Deals cover the acquisition of Tercica, Vernalis Pharmaceuticals, and certain assets from Octagen.

Ipsen plans to spend about $421 million in the near term on acquisitions that will intensify its presence in North America.  The firm will take over Tercica, gaining drug candidates in the endocrinology field, Vernalis’ U.S. operations for products against neuromuscular disorders, and certain hematology assets of Octagen.


Under a definitive merger agreement, Ipsen is shelling out $404 million in cash for all the publicly held Tercica shares that Ipsen does not already own. This works out to $9.0 per share, more than double Tercica’s closing price yesterday of $4.41.


The transaction will take effect through an Ipsen subsidiary. The firm will gain the remaining approximately 44.9 million fully diluted shares of Tercica. Ipsen and its subsidiaries currently own approximately 25.3% of the company.


In connection with the agreement, Ipsen reports that it will exercise its warrants to purchase Tercica common stock for a total exercise price of $37 million and to convert all of its outstanding convertible notes into Tercica common stock. Ipsen will then own approximately 42.7% of Tercica’s common stock.
 
Ipsen says that it will also pay up to $12.58 million, for Vernalis’ U.S. subsidiary, Vernalis Pharmaceuticals, and U.S. rights to Apokyn®, a treatment for off episodes in moderate-to-severe Parkinson’s Disease. Ipsen will pay $6.52 million upfront and milestone fees of up to $4.97 million based on commercial and operating achievements.


To show its commitment to the business, Ipsen also plans to underwrite before closing $2.2 million of specific corporate and commercial expenses. Ipsen will also subscribe to the equivalent of $5.0 million of newly issued shares of Vernalis.


Additionally, both companies will work together to develop specific Ipsen neurology R&D programs. The firms will negotiate a joint venture to raise funding to support these projects. If this does not proceed, Ipsen will make a payment of $1 million to Vernalis.


The U.S. subsidiary purchase gives Ipsen a neurology-focused commercial team, which already markets Apokyn in the U.S. to neurology specialty physicians. The company believes this will aid in the launch of Dysport for cervical dystonia, which has been accepted for filing by the FDA. 


Finally, Ipsen will initially pay Octagen $10.5 million for all OBI-1 related assets. OBI-1 is a biopharmaceutical being developed to treat hemophilia. Ipsen already has worldwide, exclusive rights to this product, but today’s transaction will give it full control of development and commercialization.

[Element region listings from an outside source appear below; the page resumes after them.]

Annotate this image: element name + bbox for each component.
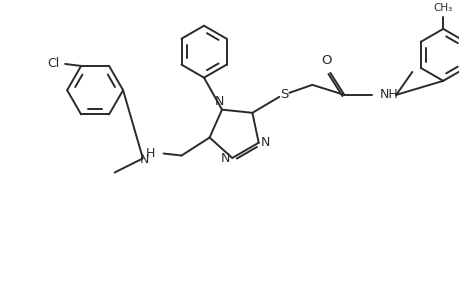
Text: Cl: Cl [47,57,59,70]
Text: N: N [214,94,223,108]
Text: CH₃: CH₃ [433,3,452,13]
Text: O: O [320,54,331,67]
Text: S: S [280,88,288,101]
Text: N: N [220,152,230,166]
Text: NH: NH [379,88,397,101]
Text: N: N [139,153,148,166]
Text: H: H [145,147,154,160]
Text: N: N [260,136,269,149]
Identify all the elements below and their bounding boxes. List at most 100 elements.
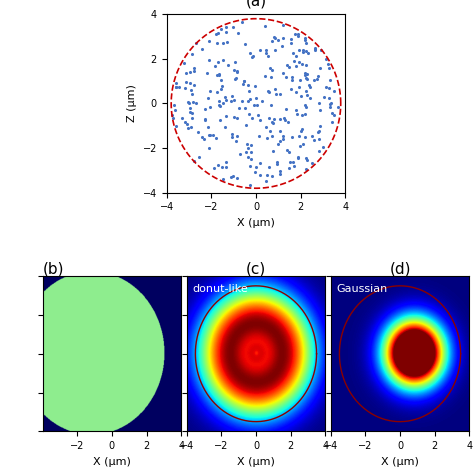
Point	[234, 68, 241, 75]
Point	[315, 99, 323, 106]
Point	[316, 106, 324, 114]
Point	[279, 132, 287, 140]
Point	[282, 73, 289, 81]
Point	[302, 39, 310, 46]
Point	[211, 62, 219, 70]
Point	[268, 66, 275, 74]
Point	[206, 103, 214, 111]
Point	[315, 147, 323, 155]
Point	[276, 170, 283, 178]
Point	[191, 100, 199, 107]
Point	[172, 122, 179, 130]
Point	[168, 111, 176, 118]
Point	[265, 163, 273, 171]
Point	[240, 77, 247, 85]
Point	[330, 87, 338, 94]
Point	[246, 181, 254, 189]
Point	[256, 116, 264, 124]
Point	[311, 46, 319, 53]
Point	[188, 109, 196, 117]
Point	[283, 146, 291, 154]
Point	[292, 52, 300, 59]
Point	[274, 36, 282, 43]
Point	[203, 69, 211, 77]
Point	[251, 168, 259, 176]
Point	[219, 99, 227, 107]
Point	[182, 84, 189, 91]
Point	[214, 162, 221, 169]
Point	[268, 172, 276, 180]
Point	[244, 153, 252, 160]
X-axis label: X (μm): X (μm)	[237, 456, 275, 466]
Point	[233, 67, 241, 75]
Point	[191, 67, 198, 74]
Text: (b): (b)	[43, 261, 64, 276]
Point	[276, 90, 284, 98]
Point	[239, 80, 247, 87]
Point	[287, 35, 294, 43]
Point	[222, 23, 229, 30]
Point	[264, 87, 271, 94]
Point	[182, 69, 190, 76]
Point	[214, 29, 221, 36]
Point	[170, 101, 178, 109]
Point	[303, 87, 310, 95]
Point	[324, 60, 332, 68]
Point	[205, 145, 213, 152]
Point	[282, 105, 290, 112]
Point	[288, 39, 295, 47]
Point	[198, 134, 206, 141]
Point	[322, 83, 329, 91]
Point	[242, 148, 250, 156]
Point	[230, 97, 238, 104]
Point	[215, 101, 223, 109]
Point	[172, 107, 179, 114]
Title: (d): (d)	[389, 261, 411, 276]
Point	[297, 92, 305, 100]
Point	[251, 82, 258, 90]
Point	[200, 135, 208, 143]
Point	[190, 64, 198, 72]
Point	[218, 85, 225, 93]
Point	[228, 133, 236, 140]
Point	[296, 76, 303, 84]
Point	[301, 35, 309, 42]
Point	[219, 39, 227, 47]
Point	[299, 49, 306, 56]
Point	[268, 37, 276, 45]
Point	[313, 75, 321, 82]
Point	[303, 70, 311, 78]
Point	[188, 90, 196, 98]
Point	[295, 83, 303, 91]
Point	[255, 133, 263, 140]
Point	[271, 46, 279, 54]
Point	[216, 71, 223, 78]
Point	[315, 136, 323, 143]
Point	[205, 56, 213, 64]
Point	[186, 109, 193, 116]
Point	[302, 154, 310, 162]
Point	[310, 76, 318, 84]
Point	[201, 105, 209, 113]
Point	[328, 99, 335, 107]
Point	[244, 145, 252, 152]
Point	[248, 53, 256, 61]
Point	[302, 165, 310, 173]
Point	[301, 101, 309, 109]
Point	[306, 82, 313, 89]
Point	[299, 46, 307, 54]
Point	[294, 155, 301, 162]
Point	[269, 119, 277, 127]
Point	[182, 78, 190, 86]
Point	[263, 171, 271, 178]
Point	[243, 140, 251, 148]
Y-axis label: Z (μm): Z (μm)	[127, 84, 137, 122]
Point	[288, 133, 295, 141]
Point	[303, 156, 311, 164]
X-axis label: X (μm): X (μm)	[237, 218, 275, 228]
Point	[289, 50, 296, 57]
Point	[180, 59, 188, 67]
Point	[187, 124, 194, 131]
Point	[232, 74, 240, 82]
Point	[267, 73, 275, 81]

Ipsen will make future milestone payments potentially totaling up to $26.0 million. These are contingent on the candidate entering Phase III trials and receipt of marketing approvals in the U.S. and Europe. Octagen will also receive low-to-mid single-digit royalty on net sales in each country on an upward sliding scale depending on certain sales thresholds and after the drug has been on the market for a specified period.


Following the completion of the acquisition of all of the assets related to OBI-1, Ipsen will also redeem its stake in Octagen.